Book Review by Pat Henshaw (author,reviewer)
Jan 09, 2014   [ OFFICIAL REVIEW ]
77 people found the following review helpful
Finding one's sexuality often isn't easy, but it should never be as difficult as it is for Desmond Warren at the hands of his best friend from childhood.

The book opens as Charlie Mitchell forces himself on Desi, first kissing him, then having sex with him even though Desi resists. As a result, Desi has a nervous breakdown and is institutionalized for two years. They're both nineteen years old at the time.

Two years later, Desi moves in with his superstar cousin, pop singer Trinity Warren and Trinity's husband, Brennan Demarcus, in order to "learn" how to be gay and decide if he really wants to be gay.

Since Charlie has just gotten his undergrad degree in computer science, he's been hired by Brennan to be a supervisor at Trinity and Brennan's recording company, Angel. Therefore, he and Desi will again be in close proximity to each other and working with Trinity and Brennan to get Charlie and Desi's old garage band in shape to be promoted by the Angel label.

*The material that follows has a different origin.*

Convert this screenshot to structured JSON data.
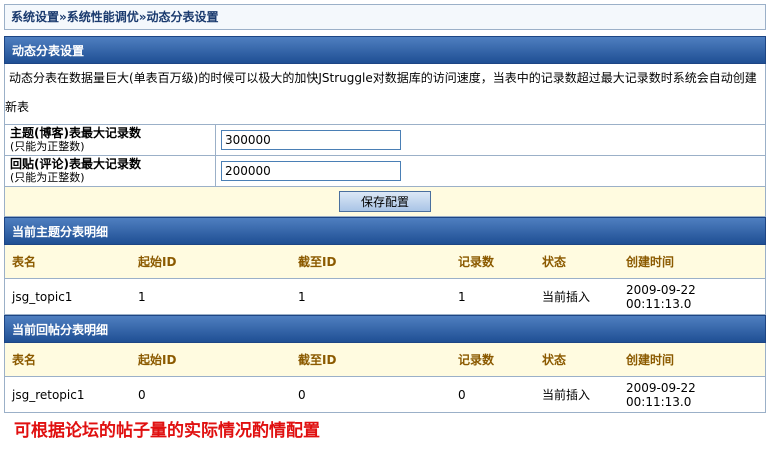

Up until this point so many problems have reared their ugly heads: Charlie's rape of his best friend, the belief that being gay is a choice and that it can be learned, Desi's two-year stay at a mental facility, and Charlie's getting hired by a huge music company to be a supervisor after completing his undergrad degree are only a few of them.

But none of these is an insurmountable problem in the book. In fact, after Desi decides he's gay, he moves into a house with Charlie who still loves him. Trinity, who loves housekeeping and cooking, mentors Desi on how to be a good househusband for Charlie since Desi too seems to like decorating and cooking.

All of this is written in a happy tone, which blunts the rape and makes the choice of being gay or not sound like a wardrobe decision.

None of the characters ring true, which makes the story even less appealing. Charlie keeps apologizing and saying that he didn't mean to traumatize his best friend. But his apologies sound forced and his statements of love hollow. Neither he nor Desi respond as twenty-one-year-olds, but as young teens as Desi giggles and gushes while Charlie just keeps professing his love.

Trinity is even more problematic: instead of acting like someone in his late twenties who's toured as a singer since he was three, he joins Desi in giggling and gushing like they're in their early teens.

All in all, the book needs help on so many fronts that it's impossible to adore it.